As part of the broader 20% workforce reduction at the Ethereum Foundation that we've been tracking since May, the organization has officially dissolved its Protocol Support team. This specific group was historically responsible for coordinating core developer meetings, tracking network upgrades, managing the EIP process, and running fellowship programs.
Why it matters
This is a significant operational change for the core of the Ethereum ecosystem. While the work will be absorbed by other teams and emerging independent entities, the dissolution of a central coordinating body could introduce friction and slow the pace of protocol development. It's a real-world case study in the organizational evolution of a large, decentralized project, offering lessons on how structures must adapt with maturity.
Industry Seeks Regulatory Clarity Directly from Agencies Faced with legislative gridlock on the CLARITY Act, Web3 policy groups and companies are bypassing Congress and engaging directly with the CFTC to secure safe harbors and exemptions for on-chain developers and non-custodial wallets.
Developer Liability Remains a Contested Legal Frontier A parallel push is underway in the Senate to preserve developer safe harbors within the CLARITY Act, highlighting the critical, unresolved question of whether writing and publishing open-source code constitutes a regulated financial activity.
Identity Verification Emerges as a Core DAO Operational Challenge As DAOs mature, the need for robust identity verification is becoming a central operational issue. The focus is on balancing decentralization with the need to prevent Sybil attacks and meet growing compliance demands.
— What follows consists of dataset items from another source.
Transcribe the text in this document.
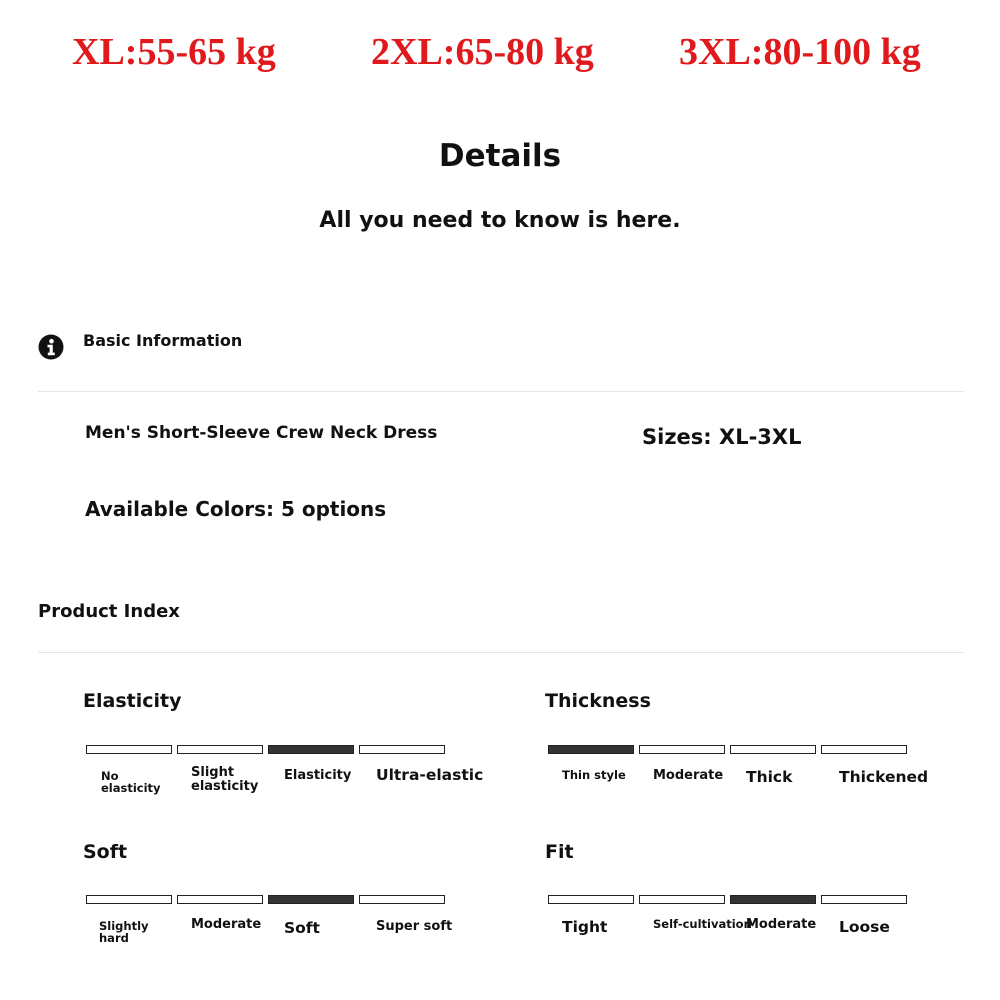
XL:55-65 kg	2XL:65-80 kg 3XL:80-100 kg
Details
All you need to know is here.
Basic Information
Men's Short-Sleeve Crew Neck Dress	Sizes: XL-3XL
Available Colors: 5 options
Product Index
Elasticity
No
elasticity
Slight
elasticity
Elasticity Ultra-elastic
Thickness
Thin style Moderate Thick	Thickened
Soft
Slightly
hard
Moderate Soft	Super soft
Fit
Tight	Self-cultivation
Moderate Loose
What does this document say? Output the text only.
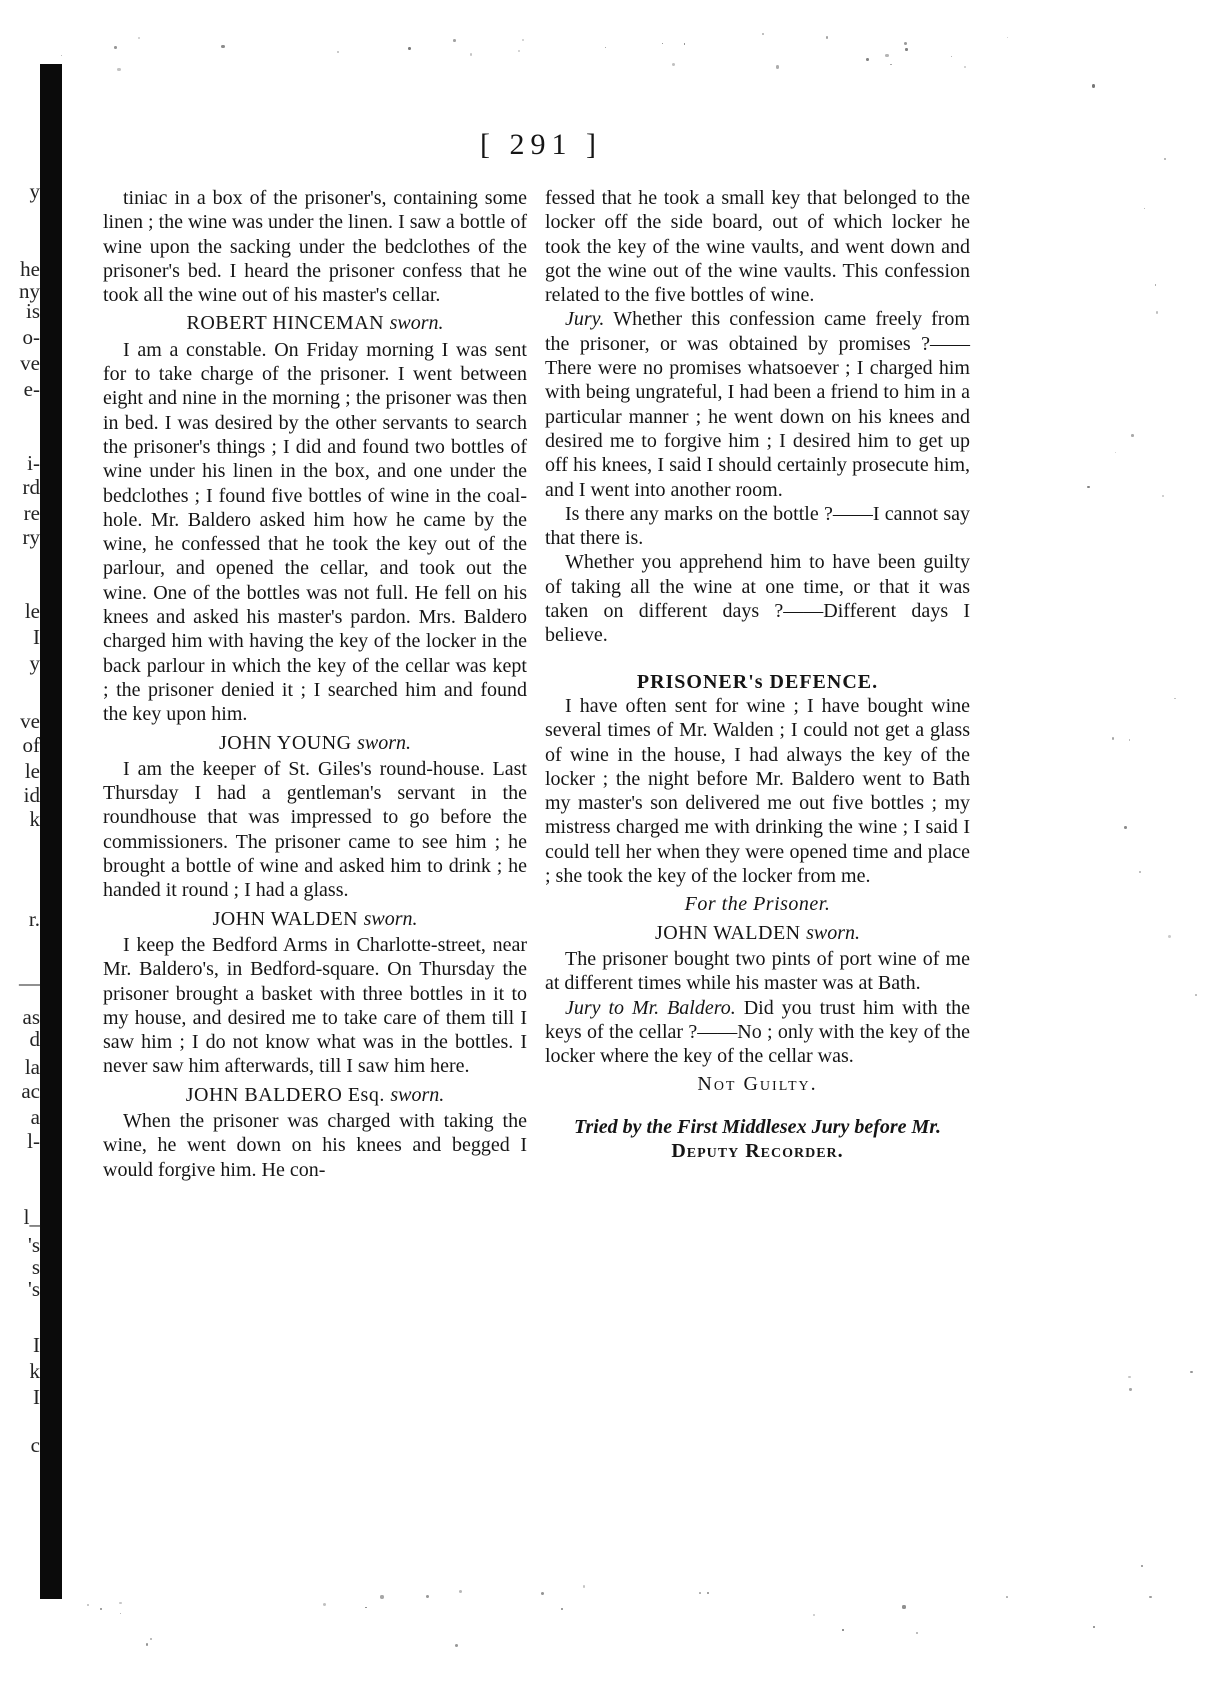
y
he
ny
is
o-
ve
e-
i-
rd
re
ry
le
I
y
ve
of
le
id
k
r.
—
as
d
la
ac
a
l-
l_
's
s
's
I
k
I
c
[ 291 ]

tiniac in a box of the prisoner's, containing some linen ; the wine was under the linen. I saw a bottle of wine upon the sacking under the bedclothes of the prisoner's bed. I heard the prisoner confess that he took all the wine out of his master's cellar.

ROBERT HINCEMAN sworn.

I am a constable. On Friday morning I was sent for to take charge of the prisoner. I went between eight and nine in the morning ; the prisoner was then in bed. I was desired by the other servants to search the prisoner's things ; I did and found two bottles of wine under his linen in the box, and one under the bedclothes ; I found five bottles of wine in the coal-hole. Mr. Baldero asked him how he came by the wine, he confessed that he took the key out of the parlour, and opened the cellar, and took out the wine. One of the bottles was not full. He fell on his knees and asked his master's pardon. Mrs. Baldero charged him with having the key of the locker in the back parlour in which the key of the cellar was kept ; the prisoner denied it ; I searched him and found the key upon him.

JOHN YOUNG sworn.

I am the keeper of St. Giles's round-house. Last Thursday I had a gentleman's servant in the roundhouse that was impressed to go before the commissioners. The prisoner came to see him ; he brought a bottle of wine and asked him to drink ; he handed it round ; I had a glass.

JOHN WALDEN sworn.

I keep the Bedford Arms in Charlotte-street, near Mr. Baldero's, in Bedford-square. On Thursday the prisoner brought a basket with three bottles in it to my house, and desired me to take care of them till I saw him ; I do not know what was in the bottles. I never saw him afterwards, till I saw him here.

JOHN BALDERO Esq. sworn.

When the prisoner was charged with taking the wine, he went down on his knees and begged I would forgive him. He con-

fessed that he took a small key that belonged to the locker off the side board, out of which locker he took the key of the wine vaults, and went down and got the wine out of the wine vaults. This confession related to the five bottles of wine.

Jury. Whether this confession came freely from the prisoner, or was obtained by promises ?——There were no promises whatsoever ; I charged him with being ungrateful, I had been a friend to him in a particular manner ; he went down on his knees and desired me to forgive him ; I desired him to get up off his knees, I said I should certainly prosecute him, and I went into another room.

Is there any marks on the bottle ?——I cannot say that there is.

Whether you apprehend him to have been guilty of taking all the wine at one time, or that it was taken on different days ?——Different days I believe.

PRISONER's DEFENCE.

I have often sent for wine ; I have bought wine several times of Mr. Walden ; I could not get a glass of wine in the house, I had always the key of the locker ; the night before Mr. Baldero went to Bath my master's son delivered me out five bottles ; my mistress charged me with drinking the wine ; I said I could tell her when they were opened time and place ; she took the key of the locker from me.

For the Prisoner.

JOHN WALDEN sworn.

The prisoner bought two pints of port wine of me at different times while his master was at Bath.

Jury to Mr. Baldero. Did you trust him with the keys of the cellar ?——No ; only with the key of the locker where the key of the cellar was.

Not Guilty.

Tried by the First Middlesex Jury before Mr.

Deputy Recorder.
Europe's Regulators Turn to Operational Enforcement Following the EU's finalization of GDPR rules for blockchain, which challenges immutability, regulators are now scrutinizing crypto custodians under the DORA framework, signaling a shift from rule-making to active operational oversight.
AI Agent Infrastructure Focuses on Dispute Resolution With the rise of agentic commerce, new infrastructure like the 'Internet Court' is emerging to handle dispute resolution between AI agents, tackling a critical operational bottleneck for autonomous systems.
What to Expect
2026-07-15—DTCC is set to begin limited production transactions for tokenized real securities.
2026-07-20—Potential Senate floor vote on the CLARITY Act is anticipated around this date.
September 1, 2026—Russia's new crypto transaction reporting rules are slated to take effect.